More than 10,000 Chileans were rounded up in the national stadium in Santiago and brutally, systematically tortured and murdered. Seventeen years of the torture of Chilean citizens followed; young people “disappeared,” their bodies dumped from planes into the ocean. It was estimated that more than 60,000 people were “disappeared” with the support of the U.S. government. Chilean citizens were routinely picked up off the streets by the police and military and incarcerated, tortured, and killed.

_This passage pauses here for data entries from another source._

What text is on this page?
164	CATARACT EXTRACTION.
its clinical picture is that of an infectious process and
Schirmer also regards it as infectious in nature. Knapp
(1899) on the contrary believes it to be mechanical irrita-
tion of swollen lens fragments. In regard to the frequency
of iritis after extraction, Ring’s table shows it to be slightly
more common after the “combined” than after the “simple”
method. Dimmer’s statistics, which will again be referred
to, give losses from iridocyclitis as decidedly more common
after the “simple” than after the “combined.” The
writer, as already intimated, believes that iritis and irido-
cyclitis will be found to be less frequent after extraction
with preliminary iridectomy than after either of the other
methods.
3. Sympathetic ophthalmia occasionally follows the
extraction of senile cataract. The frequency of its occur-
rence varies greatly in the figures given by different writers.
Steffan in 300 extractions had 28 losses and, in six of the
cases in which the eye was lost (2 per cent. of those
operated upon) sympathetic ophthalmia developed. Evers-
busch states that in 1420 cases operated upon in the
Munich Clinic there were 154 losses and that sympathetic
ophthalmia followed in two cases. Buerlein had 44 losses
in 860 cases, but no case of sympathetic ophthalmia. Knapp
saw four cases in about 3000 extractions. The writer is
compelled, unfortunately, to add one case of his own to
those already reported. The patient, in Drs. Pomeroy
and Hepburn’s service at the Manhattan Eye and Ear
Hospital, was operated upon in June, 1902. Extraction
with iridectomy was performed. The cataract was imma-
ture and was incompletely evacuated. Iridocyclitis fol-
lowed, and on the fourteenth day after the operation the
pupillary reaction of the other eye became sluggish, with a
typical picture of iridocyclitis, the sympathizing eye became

Today I am reminded of that connection between the Vietnam War and our interference in Chile, as the tactics we encouraged against dissidents in Vietnam and Chile—and Nicaragua and Guatemala and El Salvador—are now being applied right here. We are seeing Immigration and Customs Enforcement Officers (dressed in black uniforms, faces covered with masks) routinely picking people up from their homes, from work, in front of their children, whisking them away to detention centers or to a notorious prison in El Salvador, denying them due process and communication with family. We have a president who publicly stated he would use such tactics on American citizens, a president who is destroying the economy and disappearing people. American fascists are moving us toward a police state, promoting racism, creating poverty, taking away health and medical care for the poor, disabled, and elderly, and putting more money and power in the hands of the corporate class and the arms industry. How did we become a society that supports the murder of children? The murder of medical aid workers? That destroys hospitals—that sends arms and 2,000-pound bombs to a country that is committing genocide against civilians in Gaza?
Why remember the last war when we still haven’t learned its lessons?
As a veteran who cared for soldiers during the American war in Southeast Asia—I have seen how war, even if it is survived, injures all who participate. It kills the body and soul, it damages communities and families. It impacts generations. And who profits? The war industry—merchants of death that produce and distribute armaments to the world.
Today I am left with the words my father wrote in his last letter: “I feel as though I have done my share and helped to give something to this world. In that respect I have been happy and regret nothing.”
But we have additional work to do. We must pledge to work together toward healing the lasting destructive legacy of American wars, to cleanse the lands of the contaminants we left behind in Southeast Asia, to heal the people. And we vow that we will continue our struggle for peace and justice in our own country, against fascism and against control by an oligarchy so fortified with money and power. We will fight together to stop this government from picking up new immigrants from the streets, from their places of worship, from their homes, from their work. And we will overcome.
Susan Schnall is president of National Veterans for Peace, as well as for its New York City chapter, a member of the Vietnam Agent Orange Relief and Responsibility Campaign and Vietnam Veterans Against the War. In 2006, Susan was awarded the medal for peace and friendship between peoples by the Vietnam Union of Friendship Organization. For 31 years, Susan was executive administrator responsible for the departments of Quality/Risk/Care Management, Regulatory Affairs, and Medical Records in public hospitals in New York City. Susan Schnall was assistant adjunct professor, New York University, School of Professional Studies, Healthcare Management for 25 years. In April 2015, she was awarded an Honorary Doctor of Humanities by Ohio Wesleyan University.